Antonio Minaldi ha concluso a Firenze il suo giro di presentazioni dei suoi libri. Qui allo Spazio Tutto e Uno ha dialogato con Gloria Germani e Giuliana Mieli sul suo ultimo libro Gandhi ad Auschwitz, elogio della nonviolenza (e sue problematiche) recentemente uscito con Multimage.

Minaldi ha precisato subito che non si tratta di un testo su Gandhi ma piuttosto di quattro saggi scritti in momenti diversi che vogliono testimoniare il suo percorso biografico che lo ha portato da posizioni vicine alla lotta armata negli anni ’70 fino alla scelta etica della nonviolenza.

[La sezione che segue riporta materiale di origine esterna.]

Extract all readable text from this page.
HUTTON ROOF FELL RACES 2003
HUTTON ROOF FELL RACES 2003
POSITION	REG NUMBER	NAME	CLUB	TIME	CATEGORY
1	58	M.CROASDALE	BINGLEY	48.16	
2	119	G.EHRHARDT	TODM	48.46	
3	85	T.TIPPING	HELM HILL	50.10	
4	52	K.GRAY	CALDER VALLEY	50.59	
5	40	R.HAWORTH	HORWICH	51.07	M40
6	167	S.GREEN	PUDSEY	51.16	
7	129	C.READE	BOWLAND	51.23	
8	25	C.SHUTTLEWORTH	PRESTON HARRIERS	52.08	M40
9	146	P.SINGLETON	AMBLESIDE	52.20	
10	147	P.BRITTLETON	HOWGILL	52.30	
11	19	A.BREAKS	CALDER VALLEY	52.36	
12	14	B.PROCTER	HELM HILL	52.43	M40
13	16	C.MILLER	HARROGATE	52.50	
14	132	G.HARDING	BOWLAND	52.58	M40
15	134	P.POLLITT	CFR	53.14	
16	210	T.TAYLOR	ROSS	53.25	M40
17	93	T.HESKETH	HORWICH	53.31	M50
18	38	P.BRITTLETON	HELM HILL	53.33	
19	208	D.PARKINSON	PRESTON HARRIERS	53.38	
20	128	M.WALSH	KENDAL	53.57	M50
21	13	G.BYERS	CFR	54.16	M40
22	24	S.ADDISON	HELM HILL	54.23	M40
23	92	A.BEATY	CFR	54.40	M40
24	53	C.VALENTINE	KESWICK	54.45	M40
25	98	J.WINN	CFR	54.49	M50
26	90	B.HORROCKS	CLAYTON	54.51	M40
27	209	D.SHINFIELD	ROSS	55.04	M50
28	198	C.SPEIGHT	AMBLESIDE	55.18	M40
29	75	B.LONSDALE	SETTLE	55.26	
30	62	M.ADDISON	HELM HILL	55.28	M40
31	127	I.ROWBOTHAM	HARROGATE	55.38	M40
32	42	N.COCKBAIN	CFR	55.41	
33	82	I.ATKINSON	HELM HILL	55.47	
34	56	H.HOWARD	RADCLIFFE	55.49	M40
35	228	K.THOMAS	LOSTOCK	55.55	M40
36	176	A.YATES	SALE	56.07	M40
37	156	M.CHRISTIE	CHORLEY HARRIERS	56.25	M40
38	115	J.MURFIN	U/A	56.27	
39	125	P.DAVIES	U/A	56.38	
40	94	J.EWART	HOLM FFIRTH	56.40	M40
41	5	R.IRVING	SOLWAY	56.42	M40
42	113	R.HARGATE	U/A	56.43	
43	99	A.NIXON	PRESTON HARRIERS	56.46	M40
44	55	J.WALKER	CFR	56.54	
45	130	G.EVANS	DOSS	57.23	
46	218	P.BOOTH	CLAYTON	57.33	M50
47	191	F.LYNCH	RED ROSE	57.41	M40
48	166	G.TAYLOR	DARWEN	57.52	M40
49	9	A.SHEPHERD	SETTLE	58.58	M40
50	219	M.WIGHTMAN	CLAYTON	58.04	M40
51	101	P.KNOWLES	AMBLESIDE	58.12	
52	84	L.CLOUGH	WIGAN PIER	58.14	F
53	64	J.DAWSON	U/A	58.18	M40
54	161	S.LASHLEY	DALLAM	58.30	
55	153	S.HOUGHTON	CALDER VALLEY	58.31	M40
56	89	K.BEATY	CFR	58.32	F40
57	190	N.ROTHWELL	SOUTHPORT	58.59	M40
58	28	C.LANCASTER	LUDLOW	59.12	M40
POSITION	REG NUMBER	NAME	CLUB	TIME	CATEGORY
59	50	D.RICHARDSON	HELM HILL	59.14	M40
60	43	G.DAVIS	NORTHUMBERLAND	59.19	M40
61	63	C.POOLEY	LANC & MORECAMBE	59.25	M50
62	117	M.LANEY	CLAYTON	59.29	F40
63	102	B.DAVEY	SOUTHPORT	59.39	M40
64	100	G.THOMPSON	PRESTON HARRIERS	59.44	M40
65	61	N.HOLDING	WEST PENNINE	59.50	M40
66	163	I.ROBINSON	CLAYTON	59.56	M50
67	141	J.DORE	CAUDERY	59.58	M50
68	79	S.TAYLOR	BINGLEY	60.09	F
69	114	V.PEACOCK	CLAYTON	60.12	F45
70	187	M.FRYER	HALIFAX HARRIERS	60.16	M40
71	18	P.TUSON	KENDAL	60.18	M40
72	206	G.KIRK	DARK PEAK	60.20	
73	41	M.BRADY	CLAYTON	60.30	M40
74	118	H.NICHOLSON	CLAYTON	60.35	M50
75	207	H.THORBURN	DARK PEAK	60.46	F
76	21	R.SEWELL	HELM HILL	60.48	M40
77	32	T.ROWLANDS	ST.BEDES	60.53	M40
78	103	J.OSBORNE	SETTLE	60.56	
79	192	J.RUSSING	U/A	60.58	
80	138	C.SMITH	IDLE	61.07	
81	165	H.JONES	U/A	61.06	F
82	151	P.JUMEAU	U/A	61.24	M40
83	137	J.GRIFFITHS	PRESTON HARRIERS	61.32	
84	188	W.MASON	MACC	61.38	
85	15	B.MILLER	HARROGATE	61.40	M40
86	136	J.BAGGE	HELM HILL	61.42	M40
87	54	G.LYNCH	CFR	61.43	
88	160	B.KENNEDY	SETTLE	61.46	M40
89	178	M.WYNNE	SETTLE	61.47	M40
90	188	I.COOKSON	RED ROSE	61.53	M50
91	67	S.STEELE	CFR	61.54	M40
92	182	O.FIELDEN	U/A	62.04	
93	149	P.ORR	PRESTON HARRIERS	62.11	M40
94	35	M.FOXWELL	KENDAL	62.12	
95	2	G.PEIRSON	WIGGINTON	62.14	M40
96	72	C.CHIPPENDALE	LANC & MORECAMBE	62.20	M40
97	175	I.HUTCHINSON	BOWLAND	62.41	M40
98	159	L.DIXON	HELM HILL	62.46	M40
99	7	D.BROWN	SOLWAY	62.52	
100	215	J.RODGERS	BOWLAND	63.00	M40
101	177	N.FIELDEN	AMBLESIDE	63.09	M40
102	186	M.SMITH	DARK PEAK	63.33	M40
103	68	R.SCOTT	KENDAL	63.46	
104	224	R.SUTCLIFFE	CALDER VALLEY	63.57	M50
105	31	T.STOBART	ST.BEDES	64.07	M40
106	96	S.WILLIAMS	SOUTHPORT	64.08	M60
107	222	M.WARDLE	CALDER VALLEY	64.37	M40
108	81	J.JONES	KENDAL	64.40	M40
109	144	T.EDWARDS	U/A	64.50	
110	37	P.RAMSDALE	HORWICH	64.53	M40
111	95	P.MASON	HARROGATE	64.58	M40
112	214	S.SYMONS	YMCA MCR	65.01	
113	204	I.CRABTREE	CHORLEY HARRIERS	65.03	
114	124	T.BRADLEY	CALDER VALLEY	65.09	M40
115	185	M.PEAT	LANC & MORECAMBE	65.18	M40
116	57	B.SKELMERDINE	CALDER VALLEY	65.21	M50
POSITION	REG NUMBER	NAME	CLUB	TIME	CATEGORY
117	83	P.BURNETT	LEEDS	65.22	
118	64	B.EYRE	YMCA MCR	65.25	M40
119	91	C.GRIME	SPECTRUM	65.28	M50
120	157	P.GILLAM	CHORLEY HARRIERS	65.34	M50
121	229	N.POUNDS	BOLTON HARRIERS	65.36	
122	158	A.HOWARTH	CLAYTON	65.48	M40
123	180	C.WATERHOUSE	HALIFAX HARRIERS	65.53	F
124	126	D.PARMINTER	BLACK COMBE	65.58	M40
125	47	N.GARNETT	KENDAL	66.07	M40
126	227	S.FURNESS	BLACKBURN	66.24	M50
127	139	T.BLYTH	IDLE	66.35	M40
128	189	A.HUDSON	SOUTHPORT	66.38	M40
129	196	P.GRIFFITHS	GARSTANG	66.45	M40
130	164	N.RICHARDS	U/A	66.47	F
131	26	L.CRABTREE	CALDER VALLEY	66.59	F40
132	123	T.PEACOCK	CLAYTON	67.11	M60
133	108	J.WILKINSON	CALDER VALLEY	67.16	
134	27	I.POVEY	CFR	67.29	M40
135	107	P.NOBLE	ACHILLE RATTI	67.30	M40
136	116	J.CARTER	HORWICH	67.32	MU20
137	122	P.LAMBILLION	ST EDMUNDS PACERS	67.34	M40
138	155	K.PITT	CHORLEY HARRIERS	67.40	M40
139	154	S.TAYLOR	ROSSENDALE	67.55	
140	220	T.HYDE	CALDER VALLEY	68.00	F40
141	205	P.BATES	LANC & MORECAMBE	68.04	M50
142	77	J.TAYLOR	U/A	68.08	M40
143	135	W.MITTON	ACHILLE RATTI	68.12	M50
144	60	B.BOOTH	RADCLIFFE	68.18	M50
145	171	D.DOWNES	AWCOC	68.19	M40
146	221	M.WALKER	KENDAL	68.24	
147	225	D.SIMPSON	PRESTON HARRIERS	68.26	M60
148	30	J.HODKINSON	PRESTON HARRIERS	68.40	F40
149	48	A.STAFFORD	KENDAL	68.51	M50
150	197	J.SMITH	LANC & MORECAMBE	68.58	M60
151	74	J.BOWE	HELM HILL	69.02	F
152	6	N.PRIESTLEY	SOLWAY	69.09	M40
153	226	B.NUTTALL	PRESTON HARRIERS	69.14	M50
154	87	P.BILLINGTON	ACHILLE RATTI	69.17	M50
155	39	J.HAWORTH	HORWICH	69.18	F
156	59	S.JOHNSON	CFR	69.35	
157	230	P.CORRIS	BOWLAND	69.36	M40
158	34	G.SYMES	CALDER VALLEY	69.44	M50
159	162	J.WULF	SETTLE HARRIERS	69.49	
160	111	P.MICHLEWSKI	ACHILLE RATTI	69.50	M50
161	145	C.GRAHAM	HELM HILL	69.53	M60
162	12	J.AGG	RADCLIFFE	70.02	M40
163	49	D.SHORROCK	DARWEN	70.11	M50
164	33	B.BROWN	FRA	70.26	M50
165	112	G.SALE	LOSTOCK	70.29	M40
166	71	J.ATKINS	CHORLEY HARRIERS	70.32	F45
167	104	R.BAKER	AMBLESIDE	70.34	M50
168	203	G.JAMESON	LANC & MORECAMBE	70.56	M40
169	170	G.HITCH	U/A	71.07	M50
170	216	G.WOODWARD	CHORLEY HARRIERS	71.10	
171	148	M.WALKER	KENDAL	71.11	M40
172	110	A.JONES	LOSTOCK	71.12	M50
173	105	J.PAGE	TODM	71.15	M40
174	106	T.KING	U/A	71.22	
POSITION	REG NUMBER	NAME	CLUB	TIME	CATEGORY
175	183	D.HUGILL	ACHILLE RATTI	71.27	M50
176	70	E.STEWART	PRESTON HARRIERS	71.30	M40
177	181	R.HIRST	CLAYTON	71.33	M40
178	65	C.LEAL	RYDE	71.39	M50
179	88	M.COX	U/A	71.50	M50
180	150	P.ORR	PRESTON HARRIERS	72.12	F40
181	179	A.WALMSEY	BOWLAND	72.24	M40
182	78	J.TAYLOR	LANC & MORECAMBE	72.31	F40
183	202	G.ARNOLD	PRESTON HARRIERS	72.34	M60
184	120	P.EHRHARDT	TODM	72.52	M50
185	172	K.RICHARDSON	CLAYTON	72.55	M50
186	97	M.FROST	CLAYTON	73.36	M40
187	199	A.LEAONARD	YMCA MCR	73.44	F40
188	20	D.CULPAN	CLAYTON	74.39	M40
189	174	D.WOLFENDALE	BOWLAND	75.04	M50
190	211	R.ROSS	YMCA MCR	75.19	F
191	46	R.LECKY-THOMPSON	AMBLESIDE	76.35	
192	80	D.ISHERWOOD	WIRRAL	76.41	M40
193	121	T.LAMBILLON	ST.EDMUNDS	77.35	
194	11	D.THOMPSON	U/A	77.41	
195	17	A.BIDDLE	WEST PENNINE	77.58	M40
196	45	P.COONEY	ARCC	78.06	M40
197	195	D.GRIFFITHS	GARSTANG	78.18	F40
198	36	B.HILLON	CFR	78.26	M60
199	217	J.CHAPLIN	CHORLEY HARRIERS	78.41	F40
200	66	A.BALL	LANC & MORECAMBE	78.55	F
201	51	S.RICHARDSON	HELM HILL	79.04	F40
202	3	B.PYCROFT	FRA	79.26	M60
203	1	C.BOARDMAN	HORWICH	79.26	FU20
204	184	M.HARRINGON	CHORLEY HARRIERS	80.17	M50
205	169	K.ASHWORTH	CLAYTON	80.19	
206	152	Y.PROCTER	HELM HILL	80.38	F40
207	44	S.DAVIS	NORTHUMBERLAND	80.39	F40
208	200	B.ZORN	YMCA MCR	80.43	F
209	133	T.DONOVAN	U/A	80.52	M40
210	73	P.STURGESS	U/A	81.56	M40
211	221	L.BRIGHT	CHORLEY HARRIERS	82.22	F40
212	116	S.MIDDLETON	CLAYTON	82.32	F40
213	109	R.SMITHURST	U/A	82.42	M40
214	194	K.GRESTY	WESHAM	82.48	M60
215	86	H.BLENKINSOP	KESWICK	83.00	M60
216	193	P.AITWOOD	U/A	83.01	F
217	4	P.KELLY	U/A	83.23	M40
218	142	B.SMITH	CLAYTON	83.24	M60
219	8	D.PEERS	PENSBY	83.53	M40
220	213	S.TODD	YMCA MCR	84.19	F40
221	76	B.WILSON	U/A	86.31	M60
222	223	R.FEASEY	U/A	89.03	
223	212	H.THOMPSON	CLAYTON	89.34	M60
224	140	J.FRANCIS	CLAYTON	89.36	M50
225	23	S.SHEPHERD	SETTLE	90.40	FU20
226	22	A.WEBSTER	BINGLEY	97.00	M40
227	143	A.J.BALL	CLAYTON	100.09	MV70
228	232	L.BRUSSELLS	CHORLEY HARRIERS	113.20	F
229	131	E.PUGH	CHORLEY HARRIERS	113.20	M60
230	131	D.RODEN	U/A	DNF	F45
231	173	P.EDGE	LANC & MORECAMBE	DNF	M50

Il problema del movimento rivoluzionario classico (marxista-leninista) era quello della presa del potere – ha continuato Minaldi nella sua esposizione – : prendendo il potere si poteva poi occuparsi di costruire l’uomo nuovo. Questo modello entra in crisi negli anni ’70, soprattutto grazie al movimento femminista, quando la questione si sposta sull’idea di liberazione: i gruppi di autocoscienza, la contestazione delle gerarchie maschiliste, la nonviolenza come principio etico. L’essere umano deve liberarsi individualmente e collettivamente per produrre una vera rivoluzione

A partire da queste stimolazioni dell’Autore si è sviluppato un dibattito molto interessante tra i relatori e il pubblico sull’efficacia della nonviolenza, la visione dell’Essere Umano, la crisi attuale, la contrapposizione tra la visione orientale collettiva e quella occidentale individualista.